The “suitable seating” provisions are buried so deep in Wage Orders that most plaintiffs’ attorneys were not even aware of them until recently. Importantly, they do not require all employers to provide seats to all employees. Instead, they provide that employers shall provide “suitable seats when the nature of the work reasonably permits the use of seats.”
Because the “suitable seating” provisions were so obscure, there is scant case law or other analysis for employers to refer to in determining whether, when and how to provide seats to particular employees. Among other things, the most important phrases in the provisions – “suitable seats” and “nature of the work” – are nowhere defined. While those terms would seem to suggest that an employer’s goals and expectations must be taken into consideration – including efficiency, effectiveness and the image the employer wishes to project – plaintiffs’ counsel have not unexpectedly argued that such issues are irrelevant. They have argued that if a job can be done while seated, a seat must be provided.
The first “suitable seating” case has gone to finally gone to trial in United States District Court for the Northern District of California. The decision issued after a bench trial in Garvey v. Kmart Corporation is a victory for Kmart Corporation on claims that it unlawfully failed to provide seats to its cashiers at one of its California stores. The decision sheds some light on the scope and meaning of the “suitable seating” provisions. But it also may provide some guidance to plaintiffs’ counsel on arguments to make in future cases.
Addressing the “suitable seating” issue at Kmart’s Tulare, California store, the court rejected plaintiffs’ counsel’s arguments that Kmart was required to redesign its cashier and bagging areas in order to provide seats. Importantly, the court recognized that Kmart has a “genuine customer-service rationale for requiring its cashiers to stand”: “Kmart has every right to be concerned with efficiency – and the appearance of efficiency – of its checkout service.” That concern is one likely shared by many employers.
In reaching its decision, the court expressed concern not only about safety, but also about the cashiers’ ability to project a “ready-to-assist attitude”: “Each time the cashier were to rise or sit, the adjustment exercise itself would telegraph a message to those in line, namely a message that the convenience of employees comes first.” The court further explained: “In order to avoid inconveniencing a seated cashier, moreover, customers might themselves feel obligated to move larger and bulkier merchandise along the counter, a task Kmart wants its cashiers to do in the interest of good customer service.”

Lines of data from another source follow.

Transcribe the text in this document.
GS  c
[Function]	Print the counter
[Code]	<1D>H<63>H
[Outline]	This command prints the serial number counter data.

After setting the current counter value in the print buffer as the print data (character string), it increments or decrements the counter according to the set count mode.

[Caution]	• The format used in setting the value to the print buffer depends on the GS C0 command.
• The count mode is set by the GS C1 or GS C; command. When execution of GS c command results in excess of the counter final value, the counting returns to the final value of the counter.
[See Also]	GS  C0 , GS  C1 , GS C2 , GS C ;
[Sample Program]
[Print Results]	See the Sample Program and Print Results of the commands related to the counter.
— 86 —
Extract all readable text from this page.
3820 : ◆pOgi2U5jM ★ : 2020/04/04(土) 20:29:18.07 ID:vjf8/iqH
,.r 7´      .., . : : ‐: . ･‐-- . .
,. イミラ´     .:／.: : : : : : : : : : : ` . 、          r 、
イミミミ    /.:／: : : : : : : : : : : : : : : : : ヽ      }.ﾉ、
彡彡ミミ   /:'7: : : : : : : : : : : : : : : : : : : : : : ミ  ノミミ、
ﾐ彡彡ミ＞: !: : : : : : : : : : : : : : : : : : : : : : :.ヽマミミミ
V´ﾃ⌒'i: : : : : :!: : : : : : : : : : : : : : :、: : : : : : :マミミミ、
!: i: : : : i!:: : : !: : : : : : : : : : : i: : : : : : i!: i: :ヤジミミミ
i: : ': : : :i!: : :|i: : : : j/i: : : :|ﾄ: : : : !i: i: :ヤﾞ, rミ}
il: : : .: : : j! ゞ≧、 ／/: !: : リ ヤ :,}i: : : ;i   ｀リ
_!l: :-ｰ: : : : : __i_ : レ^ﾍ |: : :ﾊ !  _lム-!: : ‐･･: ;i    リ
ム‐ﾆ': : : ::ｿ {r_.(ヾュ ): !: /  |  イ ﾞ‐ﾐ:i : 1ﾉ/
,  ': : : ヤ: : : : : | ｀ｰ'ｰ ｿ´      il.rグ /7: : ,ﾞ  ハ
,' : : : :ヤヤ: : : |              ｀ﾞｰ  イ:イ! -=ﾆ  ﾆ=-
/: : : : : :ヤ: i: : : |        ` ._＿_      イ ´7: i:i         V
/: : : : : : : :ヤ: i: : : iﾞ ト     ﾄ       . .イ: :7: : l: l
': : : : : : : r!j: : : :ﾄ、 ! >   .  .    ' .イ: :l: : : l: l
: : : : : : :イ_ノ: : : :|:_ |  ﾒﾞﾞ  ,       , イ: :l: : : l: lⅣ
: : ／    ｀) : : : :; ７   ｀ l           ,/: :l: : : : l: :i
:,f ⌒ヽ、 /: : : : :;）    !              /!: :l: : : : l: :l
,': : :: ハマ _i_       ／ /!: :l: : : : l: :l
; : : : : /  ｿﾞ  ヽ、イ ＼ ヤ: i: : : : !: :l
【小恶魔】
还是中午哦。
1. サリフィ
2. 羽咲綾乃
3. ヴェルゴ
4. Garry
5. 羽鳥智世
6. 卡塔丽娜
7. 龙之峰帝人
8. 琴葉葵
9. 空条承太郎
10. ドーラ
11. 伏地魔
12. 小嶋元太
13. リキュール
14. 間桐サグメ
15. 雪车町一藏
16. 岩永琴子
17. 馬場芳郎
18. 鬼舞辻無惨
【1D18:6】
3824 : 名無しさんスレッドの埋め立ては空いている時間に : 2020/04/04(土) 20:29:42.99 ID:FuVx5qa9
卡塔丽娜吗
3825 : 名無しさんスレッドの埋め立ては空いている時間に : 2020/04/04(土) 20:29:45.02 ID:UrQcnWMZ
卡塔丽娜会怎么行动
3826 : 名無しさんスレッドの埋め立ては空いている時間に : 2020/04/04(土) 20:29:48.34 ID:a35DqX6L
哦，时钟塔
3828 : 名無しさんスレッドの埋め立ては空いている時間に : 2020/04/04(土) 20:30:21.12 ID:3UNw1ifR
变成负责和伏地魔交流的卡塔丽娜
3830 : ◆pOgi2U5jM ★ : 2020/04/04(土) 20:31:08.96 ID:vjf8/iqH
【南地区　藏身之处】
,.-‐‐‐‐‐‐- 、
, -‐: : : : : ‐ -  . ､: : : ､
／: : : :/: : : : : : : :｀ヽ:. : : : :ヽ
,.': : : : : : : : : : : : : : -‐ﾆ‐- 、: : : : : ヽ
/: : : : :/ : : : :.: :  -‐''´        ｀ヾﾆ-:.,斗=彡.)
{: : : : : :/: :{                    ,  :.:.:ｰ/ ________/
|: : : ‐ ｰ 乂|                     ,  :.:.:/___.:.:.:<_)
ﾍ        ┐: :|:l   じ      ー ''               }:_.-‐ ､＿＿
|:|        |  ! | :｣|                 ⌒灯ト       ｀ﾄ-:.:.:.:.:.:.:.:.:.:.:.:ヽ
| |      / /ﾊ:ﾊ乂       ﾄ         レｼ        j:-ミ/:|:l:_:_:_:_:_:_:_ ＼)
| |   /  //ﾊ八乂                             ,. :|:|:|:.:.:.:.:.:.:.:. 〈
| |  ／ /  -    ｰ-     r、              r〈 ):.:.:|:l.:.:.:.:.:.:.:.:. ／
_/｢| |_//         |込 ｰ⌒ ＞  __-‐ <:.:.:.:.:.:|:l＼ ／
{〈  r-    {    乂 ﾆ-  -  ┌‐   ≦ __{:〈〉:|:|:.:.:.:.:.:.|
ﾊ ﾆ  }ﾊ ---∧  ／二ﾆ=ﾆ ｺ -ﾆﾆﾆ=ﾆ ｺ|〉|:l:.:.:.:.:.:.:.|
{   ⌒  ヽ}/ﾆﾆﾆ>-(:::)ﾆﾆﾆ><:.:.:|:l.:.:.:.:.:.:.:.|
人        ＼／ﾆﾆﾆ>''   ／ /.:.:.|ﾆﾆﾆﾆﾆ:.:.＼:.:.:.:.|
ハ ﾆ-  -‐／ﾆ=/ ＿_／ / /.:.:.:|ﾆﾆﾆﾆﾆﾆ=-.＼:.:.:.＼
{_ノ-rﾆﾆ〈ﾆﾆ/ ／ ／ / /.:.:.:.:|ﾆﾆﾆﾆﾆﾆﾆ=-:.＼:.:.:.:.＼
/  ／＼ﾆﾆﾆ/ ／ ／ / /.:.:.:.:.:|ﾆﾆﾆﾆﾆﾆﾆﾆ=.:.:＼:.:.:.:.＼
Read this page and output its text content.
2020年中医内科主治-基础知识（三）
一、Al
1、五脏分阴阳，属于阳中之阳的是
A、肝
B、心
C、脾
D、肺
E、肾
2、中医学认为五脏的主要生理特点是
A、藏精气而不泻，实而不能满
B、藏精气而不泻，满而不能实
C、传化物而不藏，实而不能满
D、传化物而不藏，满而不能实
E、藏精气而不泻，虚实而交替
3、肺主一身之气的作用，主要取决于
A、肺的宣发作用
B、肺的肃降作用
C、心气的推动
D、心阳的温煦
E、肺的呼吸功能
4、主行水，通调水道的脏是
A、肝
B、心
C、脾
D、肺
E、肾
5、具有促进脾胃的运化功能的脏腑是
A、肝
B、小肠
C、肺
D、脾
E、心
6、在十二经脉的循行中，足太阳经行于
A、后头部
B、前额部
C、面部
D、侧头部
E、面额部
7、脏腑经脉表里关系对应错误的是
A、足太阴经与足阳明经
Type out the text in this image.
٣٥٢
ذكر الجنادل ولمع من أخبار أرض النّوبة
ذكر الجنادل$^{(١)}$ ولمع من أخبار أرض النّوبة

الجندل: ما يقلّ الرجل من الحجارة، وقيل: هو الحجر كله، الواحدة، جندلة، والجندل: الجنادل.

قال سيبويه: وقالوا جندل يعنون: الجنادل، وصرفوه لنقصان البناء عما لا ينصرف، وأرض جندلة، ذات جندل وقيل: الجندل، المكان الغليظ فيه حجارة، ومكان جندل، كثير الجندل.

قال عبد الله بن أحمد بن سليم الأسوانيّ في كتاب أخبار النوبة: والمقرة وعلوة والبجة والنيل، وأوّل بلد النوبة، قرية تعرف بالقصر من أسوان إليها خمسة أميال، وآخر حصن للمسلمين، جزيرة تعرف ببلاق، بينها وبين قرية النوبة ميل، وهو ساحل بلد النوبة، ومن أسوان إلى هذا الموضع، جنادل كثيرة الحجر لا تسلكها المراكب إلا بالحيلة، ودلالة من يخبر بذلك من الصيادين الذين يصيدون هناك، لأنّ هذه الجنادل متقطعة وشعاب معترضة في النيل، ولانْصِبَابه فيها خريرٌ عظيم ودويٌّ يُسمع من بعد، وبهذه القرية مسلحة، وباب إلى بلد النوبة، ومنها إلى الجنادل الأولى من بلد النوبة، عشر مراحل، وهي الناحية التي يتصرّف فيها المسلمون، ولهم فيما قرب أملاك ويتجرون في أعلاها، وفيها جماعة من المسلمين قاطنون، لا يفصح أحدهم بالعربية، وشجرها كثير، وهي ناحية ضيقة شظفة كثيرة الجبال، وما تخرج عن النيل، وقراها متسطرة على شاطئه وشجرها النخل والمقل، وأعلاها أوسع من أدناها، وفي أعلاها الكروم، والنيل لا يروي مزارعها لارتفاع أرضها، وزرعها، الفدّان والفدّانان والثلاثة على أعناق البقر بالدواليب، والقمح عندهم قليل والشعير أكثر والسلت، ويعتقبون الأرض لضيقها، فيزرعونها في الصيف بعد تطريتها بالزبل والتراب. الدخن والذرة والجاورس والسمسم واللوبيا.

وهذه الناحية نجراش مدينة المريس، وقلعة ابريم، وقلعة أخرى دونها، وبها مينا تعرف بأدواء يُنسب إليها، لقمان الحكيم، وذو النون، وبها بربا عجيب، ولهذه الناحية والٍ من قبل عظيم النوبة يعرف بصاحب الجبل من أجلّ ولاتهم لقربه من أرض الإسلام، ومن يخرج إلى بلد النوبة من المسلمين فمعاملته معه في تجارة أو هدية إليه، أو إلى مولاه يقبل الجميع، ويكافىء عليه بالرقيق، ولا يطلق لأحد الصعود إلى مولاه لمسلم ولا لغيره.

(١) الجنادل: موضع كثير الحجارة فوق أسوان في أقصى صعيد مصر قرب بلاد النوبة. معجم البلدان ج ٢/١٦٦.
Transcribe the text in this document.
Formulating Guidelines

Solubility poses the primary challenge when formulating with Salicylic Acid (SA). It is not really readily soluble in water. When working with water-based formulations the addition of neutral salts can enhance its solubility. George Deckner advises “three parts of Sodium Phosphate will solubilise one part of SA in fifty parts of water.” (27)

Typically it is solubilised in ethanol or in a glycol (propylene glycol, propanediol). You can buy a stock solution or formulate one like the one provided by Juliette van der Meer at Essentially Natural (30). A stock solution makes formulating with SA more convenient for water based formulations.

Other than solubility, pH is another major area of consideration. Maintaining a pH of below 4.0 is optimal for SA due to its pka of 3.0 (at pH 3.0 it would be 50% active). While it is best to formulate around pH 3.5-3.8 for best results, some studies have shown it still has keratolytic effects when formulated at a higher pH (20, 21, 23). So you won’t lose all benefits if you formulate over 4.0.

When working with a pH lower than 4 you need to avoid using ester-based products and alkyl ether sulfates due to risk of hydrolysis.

While recognizing that image, customer service and efficiency goals must all be taken into consideration in determining whether seating must be provided, the court then appeared to provide some guidance to plaintiffs. The court addressed the possibility that these issues could be addressed through the use of “lean-stools.” Acknowledging that the use of “lean-stools” had not been developed at trial, the court invited arguments about them at the trial of “suitable seating” claims for the next Kmart store. Thus, while expressly refusing to decide whether Kmart employees should have been provide “lean-stools,” the court may have provided plaintiffs’ counsel with an important argument to make in future trials.
And, as a result, employers in California – particularly in the hospitality and retail industries – should now be expected to address whether they could or should be providing “lean-stools” to employees whom they expect to stand during their jobs.